A jeep picked us up at 7.00am and we headed down to the river to catch a canoe over to the park. We held a Chinese parliament last night about whether we should do a jeep safari or canyoning and the safari got the majority vote.
The jeep was open sided and open topped which meant that we could stand up if we wanted a leg stretch and hang onto the handrails.
Initially the landscape is grasses which grow to considerable heights. As the land rises and the ground gets drier it gave way to Sal forest. We saw lots of different deer, wild boar, large monitor lizards, birds of many colours and had a close encounter with a very warty Rhino. We didn't see a tiger, although we saw many fresh footprints and our guide gave us a leaf to smell the territorial marking (think strong ammonia).
We had plenty of shade and breeze during the first 2-3 hours. Mid morning we stopped at a Gharial crocodile conservation area for breeding and reintroduction. Amazing adapted creatures with a very long and thin mouth with 154 interlocking teeth, perfect for nabbing a juicy fish supper.

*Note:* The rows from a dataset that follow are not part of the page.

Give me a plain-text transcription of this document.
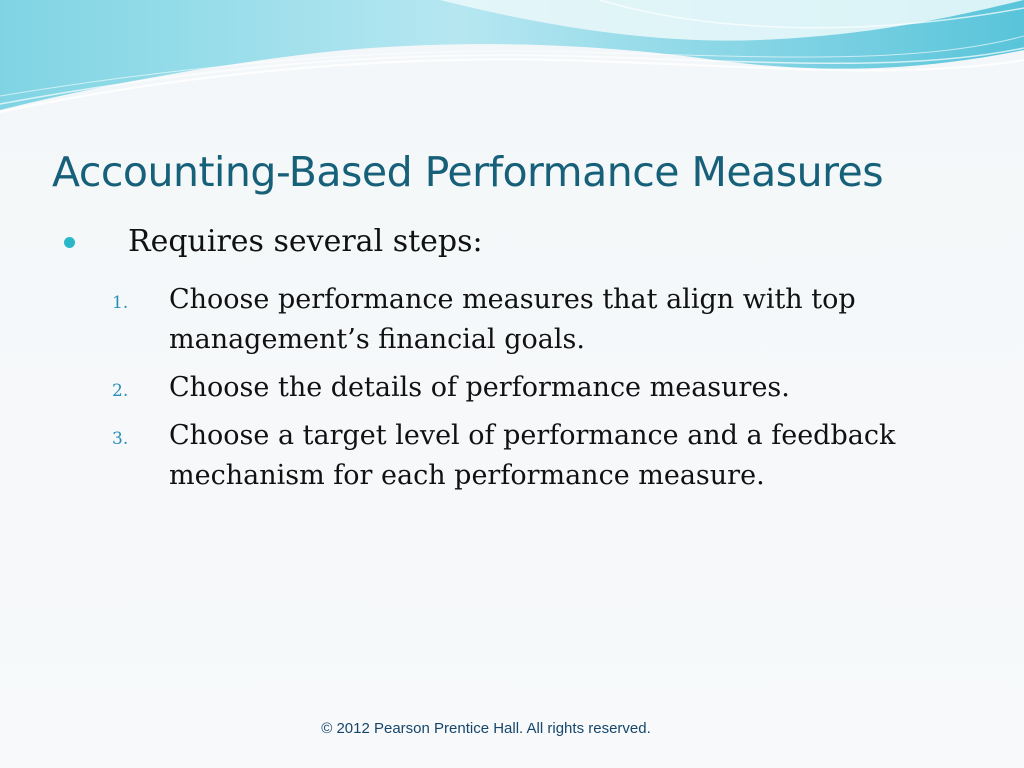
Accounting-Based Performance Measures
Requires several steps:
1. Choose performance measures that align with top management’s financial goals.
2. Choose the details of performance measures.
3. Choose a target level of performance and a feedback mechanism for each performance measure.
© 2012 Pearson Prentice Hall. All rights reserved.
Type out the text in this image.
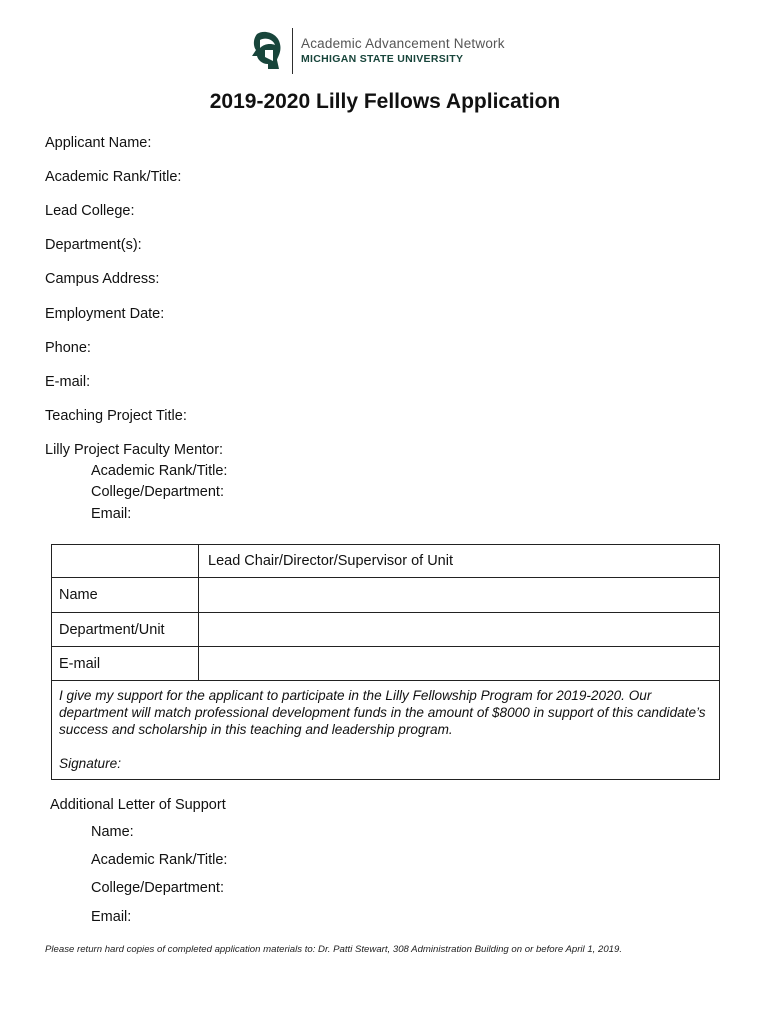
Academic Advancement Network
MICHIGAN STATE UNIVERSITY
2019-2020 Lilly Fellows Application
Applicant Name:
Academic Rank/Title:
Lead College:
Department(s):
Campus Address:
Employment Date:
Phone:
E-mail:
Teaching Project Title:
Lilly Project Faculty Mentor:
Academic Rank/Title:
College/Department:
Email:
	Lead Chair/Director/Supervisor of Unit
Name	
Department/Unit	
E-mail	

I give my support for the applicant to participate in the Lilly Fellowship Program for 2019-2020. Our department will match professional development funds in the amount of $8000 in support of this candidate’s success and scholarship in this teaching and leadership program.

Signature:	

Additional Letter of Support
Name:
Academic Rank/Title:
College/Department:
Email:
Please return hard copies of completed application materials to: Dr. Patti Stewart, 308 Administration Building on or before April 1, 2019.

There was also a turtle breeding
and vulture breeding programme and the government have committed to doubling the 120 tiger population. It appears that the malaria eradication programme of the 1950's led to massive deforestation and a mass migration of hill people into the very sparsely populated terai environment. This has been the cause of the collapse in animal numbers.
The sun breeches the clouds as we left the conservation area and the temperature jumped up as we made our way back to the river crossing.
We lunched in the same local restaurant as yesterday. Tom managed to knock over two bowls of yoghurt, check out that table cloth!